「…………」
 冷や汗を流しながら、リナリアはゆっくりと首を動かしてアルルを見た。

(嘘でしょう、この子……こんな力があるなんて……)
 ヴィオラは魔法が使えることを自慢していたが、彼女は長時間集中しても、小指の先ほどの大きさの火を生み出すのが精いっぱいだ。

 この国には爵位制度があり、上位から公爵・侯爵・伯爵・子爵・男爵となっている。
 一般的に爵位が上がるほど魔力が強いと言われているため、男爵の令嬢ならばたいした魔法が使えないのも仕方ないところではある。

 ではこの国の王族はどうかといえば、王子妃選考会の開会式で、国王テオドシウスは空中に巨大な水の塊を出現させ、見事な竜神の姿を描いてみせた。

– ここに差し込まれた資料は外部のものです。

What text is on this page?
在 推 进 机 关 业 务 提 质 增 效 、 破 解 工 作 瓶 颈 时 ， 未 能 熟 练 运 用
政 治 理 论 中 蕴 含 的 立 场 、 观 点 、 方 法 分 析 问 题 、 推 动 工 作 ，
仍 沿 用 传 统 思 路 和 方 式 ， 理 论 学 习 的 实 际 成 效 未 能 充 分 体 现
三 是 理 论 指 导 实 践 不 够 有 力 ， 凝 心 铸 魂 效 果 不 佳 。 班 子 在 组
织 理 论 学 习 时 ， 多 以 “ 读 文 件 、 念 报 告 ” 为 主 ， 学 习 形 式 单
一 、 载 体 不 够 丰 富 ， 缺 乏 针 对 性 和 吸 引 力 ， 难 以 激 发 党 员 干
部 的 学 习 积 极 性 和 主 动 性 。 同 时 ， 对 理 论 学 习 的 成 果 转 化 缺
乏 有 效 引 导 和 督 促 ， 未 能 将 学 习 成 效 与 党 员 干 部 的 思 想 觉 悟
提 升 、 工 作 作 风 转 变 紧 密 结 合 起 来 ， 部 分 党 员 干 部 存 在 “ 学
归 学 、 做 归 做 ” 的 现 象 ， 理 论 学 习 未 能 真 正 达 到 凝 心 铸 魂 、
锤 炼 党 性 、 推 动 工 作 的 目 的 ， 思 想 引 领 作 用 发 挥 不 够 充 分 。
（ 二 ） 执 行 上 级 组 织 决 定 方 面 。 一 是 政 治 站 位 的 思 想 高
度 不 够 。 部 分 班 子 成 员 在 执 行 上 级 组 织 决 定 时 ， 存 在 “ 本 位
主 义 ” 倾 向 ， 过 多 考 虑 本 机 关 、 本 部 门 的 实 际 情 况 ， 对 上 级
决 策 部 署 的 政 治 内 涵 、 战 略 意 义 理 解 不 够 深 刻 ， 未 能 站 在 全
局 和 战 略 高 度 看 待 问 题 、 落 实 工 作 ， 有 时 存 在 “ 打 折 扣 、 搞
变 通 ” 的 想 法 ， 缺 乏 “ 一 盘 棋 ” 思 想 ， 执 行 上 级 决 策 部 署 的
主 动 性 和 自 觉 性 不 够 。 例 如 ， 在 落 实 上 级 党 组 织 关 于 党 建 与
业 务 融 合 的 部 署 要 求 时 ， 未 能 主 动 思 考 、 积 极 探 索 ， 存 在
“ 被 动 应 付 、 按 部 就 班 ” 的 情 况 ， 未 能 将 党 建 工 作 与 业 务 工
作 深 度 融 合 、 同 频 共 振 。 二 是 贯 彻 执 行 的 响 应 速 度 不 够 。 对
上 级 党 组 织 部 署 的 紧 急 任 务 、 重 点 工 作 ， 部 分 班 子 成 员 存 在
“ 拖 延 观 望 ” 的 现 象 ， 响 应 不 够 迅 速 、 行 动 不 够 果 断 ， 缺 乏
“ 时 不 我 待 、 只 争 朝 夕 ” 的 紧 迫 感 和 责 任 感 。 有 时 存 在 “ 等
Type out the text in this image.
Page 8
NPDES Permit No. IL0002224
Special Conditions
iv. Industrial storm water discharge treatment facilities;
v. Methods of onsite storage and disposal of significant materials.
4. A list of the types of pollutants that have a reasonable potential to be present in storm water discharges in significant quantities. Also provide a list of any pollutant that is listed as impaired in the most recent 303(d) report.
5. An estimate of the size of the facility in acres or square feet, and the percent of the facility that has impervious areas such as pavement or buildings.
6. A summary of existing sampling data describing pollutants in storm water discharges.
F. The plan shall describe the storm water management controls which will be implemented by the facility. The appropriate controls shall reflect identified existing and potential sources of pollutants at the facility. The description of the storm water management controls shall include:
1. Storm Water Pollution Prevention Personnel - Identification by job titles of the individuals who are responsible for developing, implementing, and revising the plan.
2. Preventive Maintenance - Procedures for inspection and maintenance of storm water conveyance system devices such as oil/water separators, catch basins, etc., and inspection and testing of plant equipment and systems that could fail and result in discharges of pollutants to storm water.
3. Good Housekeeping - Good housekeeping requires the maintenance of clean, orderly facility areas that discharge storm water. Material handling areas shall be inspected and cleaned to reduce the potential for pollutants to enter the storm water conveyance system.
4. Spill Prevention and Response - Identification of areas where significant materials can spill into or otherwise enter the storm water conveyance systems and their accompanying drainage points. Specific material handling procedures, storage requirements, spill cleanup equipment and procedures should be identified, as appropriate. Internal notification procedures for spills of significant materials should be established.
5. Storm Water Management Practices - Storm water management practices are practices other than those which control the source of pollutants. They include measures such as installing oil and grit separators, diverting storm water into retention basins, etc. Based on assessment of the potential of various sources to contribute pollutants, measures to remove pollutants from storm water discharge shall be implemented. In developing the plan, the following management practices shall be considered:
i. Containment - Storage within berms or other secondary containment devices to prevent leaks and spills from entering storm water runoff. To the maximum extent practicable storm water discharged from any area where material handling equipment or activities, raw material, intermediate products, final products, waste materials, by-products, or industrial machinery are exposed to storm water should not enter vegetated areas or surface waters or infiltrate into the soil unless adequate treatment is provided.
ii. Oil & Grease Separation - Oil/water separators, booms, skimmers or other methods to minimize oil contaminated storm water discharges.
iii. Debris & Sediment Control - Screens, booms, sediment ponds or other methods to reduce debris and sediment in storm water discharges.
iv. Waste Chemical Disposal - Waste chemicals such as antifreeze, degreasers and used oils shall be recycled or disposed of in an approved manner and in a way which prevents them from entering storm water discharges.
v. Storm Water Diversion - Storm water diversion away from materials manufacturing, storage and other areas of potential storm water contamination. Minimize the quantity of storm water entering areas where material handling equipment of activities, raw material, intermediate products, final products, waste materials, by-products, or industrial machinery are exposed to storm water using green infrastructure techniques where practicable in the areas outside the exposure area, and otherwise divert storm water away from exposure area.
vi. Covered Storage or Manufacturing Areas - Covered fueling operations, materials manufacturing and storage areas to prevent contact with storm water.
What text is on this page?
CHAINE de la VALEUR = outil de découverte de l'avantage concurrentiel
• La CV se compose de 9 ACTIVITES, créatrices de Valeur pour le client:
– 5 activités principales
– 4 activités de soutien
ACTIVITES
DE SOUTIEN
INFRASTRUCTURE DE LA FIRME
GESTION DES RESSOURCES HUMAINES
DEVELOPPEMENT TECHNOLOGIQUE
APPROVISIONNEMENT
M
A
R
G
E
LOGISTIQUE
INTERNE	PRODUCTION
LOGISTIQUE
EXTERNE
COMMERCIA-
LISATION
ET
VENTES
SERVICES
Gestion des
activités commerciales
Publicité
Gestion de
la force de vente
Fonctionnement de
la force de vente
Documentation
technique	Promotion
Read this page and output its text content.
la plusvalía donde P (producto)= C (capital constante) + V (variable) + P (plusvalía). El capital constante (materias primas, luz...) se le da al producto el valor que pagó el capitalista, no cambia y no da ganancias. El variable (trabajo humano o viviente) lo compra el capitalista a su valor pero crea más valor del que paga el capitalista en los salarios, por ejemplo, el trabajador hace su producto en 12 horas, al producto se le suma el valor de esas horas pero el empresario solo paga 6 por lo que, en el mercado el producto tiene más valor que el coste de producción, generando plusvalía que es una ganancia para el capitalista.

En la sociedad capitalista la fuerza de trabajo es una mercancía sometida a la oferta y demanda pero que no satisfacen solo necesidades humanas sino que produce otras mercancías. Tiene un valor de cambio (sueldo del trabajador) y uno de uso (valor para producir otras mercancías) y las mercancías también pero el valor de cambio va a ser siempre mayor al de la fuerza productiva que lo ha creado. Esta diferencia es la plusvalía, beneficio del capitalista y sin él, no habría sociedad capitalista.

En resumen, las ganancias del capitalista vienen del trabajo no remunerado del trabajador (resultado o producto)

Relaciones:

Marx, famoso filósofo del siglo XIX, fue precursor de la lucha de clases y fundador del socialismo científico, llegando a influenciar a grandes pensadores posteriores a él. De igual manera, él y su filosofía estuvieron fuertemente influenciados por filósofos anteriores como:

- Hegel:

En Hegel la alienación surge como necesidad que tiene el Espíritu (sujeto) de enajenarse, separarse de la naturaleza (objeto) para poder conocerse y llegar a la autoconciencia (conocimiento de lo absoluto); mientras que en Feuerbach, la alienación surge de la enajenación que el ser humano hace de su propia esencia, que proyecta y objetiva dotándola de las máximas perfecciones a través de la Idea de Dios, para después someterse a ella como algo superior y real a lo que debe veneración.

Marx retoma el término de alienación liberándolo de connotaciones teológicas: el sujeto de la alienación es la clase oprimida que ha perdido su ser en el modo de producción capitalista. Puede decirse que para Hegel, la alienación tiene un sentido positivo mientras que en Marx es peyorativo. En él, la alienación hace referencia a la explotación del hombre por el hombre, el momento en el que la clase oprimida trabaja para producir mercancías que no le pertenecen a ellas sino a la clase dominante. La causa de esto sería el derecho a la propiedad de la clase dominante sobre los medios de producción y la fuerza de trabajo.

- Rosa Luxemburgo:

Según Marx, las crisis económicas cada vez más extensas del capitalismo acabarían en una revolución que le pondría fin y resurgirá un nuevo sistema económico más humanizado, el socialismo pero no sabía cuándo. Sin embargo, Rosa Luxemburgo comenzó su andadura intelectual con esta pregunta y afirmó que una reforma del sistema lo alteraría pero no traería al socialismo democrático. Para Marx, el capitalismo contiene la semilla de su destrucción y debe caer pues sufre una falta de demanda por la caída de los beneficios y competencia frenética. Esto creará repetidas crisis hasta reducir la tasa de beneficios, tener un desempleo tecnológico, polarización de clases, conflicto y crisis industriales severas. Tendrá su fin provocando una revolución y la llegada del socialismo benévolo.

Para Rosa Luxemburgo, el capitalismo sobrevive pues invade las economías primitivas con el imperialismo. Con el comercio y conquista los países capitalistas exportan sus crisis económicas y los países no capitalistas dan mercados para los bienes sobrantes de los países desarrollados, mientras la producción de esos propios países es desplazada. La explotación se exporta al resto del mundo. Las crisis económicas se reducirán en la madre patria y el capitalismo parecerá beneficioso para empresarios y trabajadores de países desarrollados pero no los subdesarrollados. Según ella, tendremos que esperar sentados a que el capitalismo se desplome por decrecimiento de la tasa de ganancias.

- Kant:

 神業の如き魔法に、集まった歌姫たちや歌姫を支援する貴族たちはどよめき、惜しみない拍手を贈った。

 見た目の派手さなら、あのとき国王がしてみせたパフォーマンスのほうが上だろう。

(でも、いまアルルが使った魔法の精度と威力ときたら――)

 アルルは一瞬で正確無比に魔物を撃ち抜いた。
 周囲に立ち並ぶ木々や植物には傷一つつけることなく、魔物だけを。

 魔力の強い者ならば『高威力の魔法を全力で放つ』ことは簡単だろうが、果たして攻撃目標以外を巻き込まず、アルルほど完璧に魔法をコントロールできる者はどれだけいることか。